Immediate Data: The World Wide Web as a Resource for Teaching Research Methods

Lynne M. Pachnowski, Ph.D.
University of Akron, Akron, OH

Isadore Newman, Ph.D.
University of Akron, Akron, OH

Joseph P. Jurczyk, M.B.A.



Abstract

The World Wide Web provides a convenient source of databases and examples of survey resources for those who teach research methods. For example, lottery numbers, traffic patterns, and surveys and their results can be found on the World Wide Web. These can stimulate discussion and lead to student analyses completed with immediate data. This paper presents a some examples of these sources and offers suggestions regarding their applications in the classroom.

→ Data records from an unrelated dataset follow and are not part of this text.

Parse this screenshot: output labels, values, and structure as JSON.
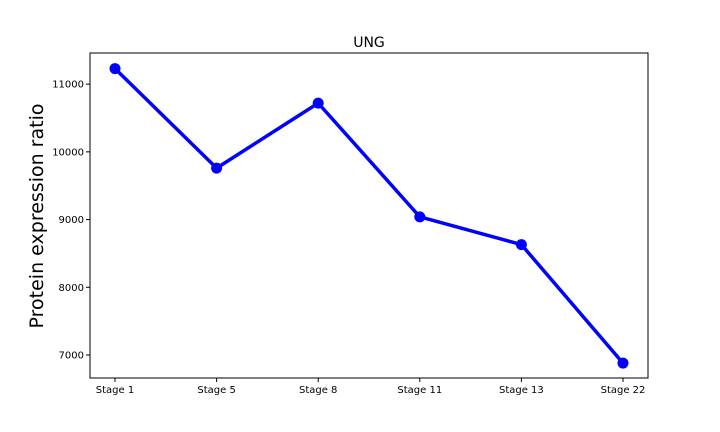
{
  "chart_data": {
    "type": "line",
    "title": "UNG",
    "xlabel": "",
    "ylabel": "Protein expression ratio",
    "categories": [
      "Stage 1",
      "Stage 5",
      "Stage 8",
      "Stage 11",
      "Stage 13",
      "Stage 22"
    ],
    "series": [
      {
        "values": [
          11230,
          9760,
          10720,
          9040,
          8630,
          6880
        ]
      }
    ],
    "ylim": [
      6660,
      11460
    ],
    "yticks": [
      7000,
      8000,
      9000,
      10000,
      11000
    ],
    "ytick_labels": [
      "7000",
      "8000",
      "9000",
      "10000",
      "11000"
    ],
    "grid": false,
    "line_color": "#0000ff",
    "marker_color": "#0000ff"
  }
}
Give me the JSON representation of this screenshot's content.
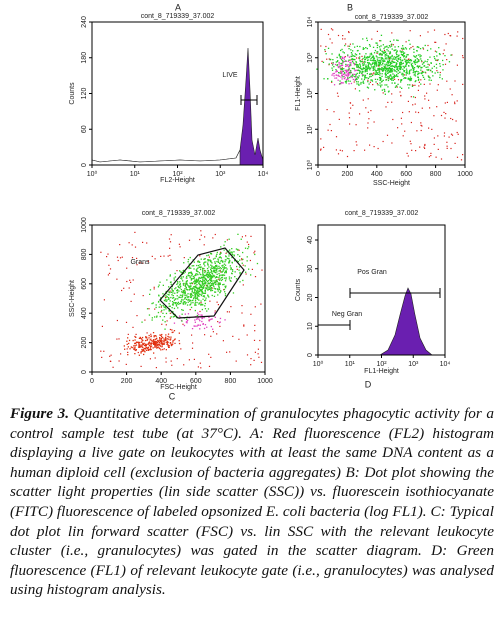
{
  "panels": [
    {
      "label": "A",
      "title": "cont_8_719339_37.002",
      "x_label": "FL2-Height",
      "y_label": "Counts",
      "xticks": [
        "10⁰",
        "10¹",
        "10²",
        "10³",
        "10⁴"
      ],
      "yticks": [
        "0",
        "60",
        "120",
        "180",
        "240"
      ],
      "annotations": [
        "LIVE"
      ]
    },
    {
      "label": "B",
      "title": "cont_8_719339_37.002",
      "x_label": "SSC-Height",
      "y_label": "FL1-Height",
      "xticks": [
        "0",
        "200",
        "400",
        "600",
        "800",
        "1000"
      ],
      "yticks": [
        "10⁰",
        "10¹",
        "10²",
        "10³",
        "10⁴"
      ],
      "annotations": []
    },
    {
      "label": "C",
      "title": "cont_8_719339_37.002",
      "x_label": "FSC-Height",
      "y_label": "SSC-Height",
      "xticks": [
        "0",
        "200",
        "400",
        "600",
        "800",
        "1000"
      ],
      "yticks": [
        "0",
        "200",
        "400",
        "600",
        "800",
        "1000"
      ],
      "annotations": [
        "Grans"
      ]
    },
    {
      "label": "D",
      "title": "cont_8_719339_37.002",
      "x_label": "FL1-Height",
      "y_label": "Counts",
      "xticks": [
        "10⁰",
        "10¹",
        "10²",
        "10³",
        "10⁴"
      ],
      "yticks": [
        "0",
        "10",
        "20",
        "30",
        "40"
      ],
      "annotations": [
        "Pos Gran",
        "Neg Gran"
      ]
    }
  ],
  "caption": {
    "label": "Figure 3.",
    "text": "Quantitative determination of granulocytes phagocytic activity for a control sample test tube (at 37°C). A: Red fluorescence (FL2) histogram displaying a live gate on leukocytes with at least the same DNA content as a human diploid cell (exclusion of bacteria aggregates) B: Dot plot showing the scatter light properties (lin side scatter (SSC)) vs. fluorescein isothiocyanate (FITC) fluorescence of labeled opsonized E. coli bacteria (log FL1). C: Typical dot plot lin forward scatter (FSC) vs. lin SSC with the relevant leukocyte cluster (i.e., granulocytes) was gated in the scatter diagram. D: Green fluorescence (FL1) of relevant leukocyte gate (i.e., granulocytes) was analysed using histogram analysis."
  }
}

The myriads of databases and data-like information on the World Wide Web are used by people in business and industry every day who need to taylor the information to answer their specific questions. It would appear logical that students learning statistics would benefit from the same medium in learning their subject. The Internet not only provides a huge source of data -- raw and otherwise formatted -- but also provides the authentic learning experience that would be applicable to other experiences after the course is over. Furthermore, typically neither student nor instructor need go far from the classroom to experience this authentic application.

This paper will present some of these Internet sites that may be used in a research methods course and suggest ways in which they may be integrated into the class discussion and activities. However, the examples and suggestions given reflect only the "tip of the iceberg". These examples are meant to be used within a class, to stimulate the research instructor to modify the information to fit his / her course, or to encourage instructors to locate sites that might better fit the content and methodology of a course. An instructor can use the data at these sites to demonstrate to the students many of the concepts found in the course text. Using the Web locations, students and instructors together can hypothesize and then investigate their conjectures within the environment of the classroom and / or the computer lab, yet the data is real as well as the results. Without collecting any new data, but simply using what is available to anyone with a computer and a modem, students can practice the questioning and investigate skills of a researcher under the guidance of their instructor.

The body of this paper contains a discussion of actual Internet Web sites, their addresses, a short description of the site, and finally a discussion of its potential research methods course application. The paper concludes with a discussion of the limitations of such a process and a bibliography of cyber and non-cyber resources that readers may investigate on their own.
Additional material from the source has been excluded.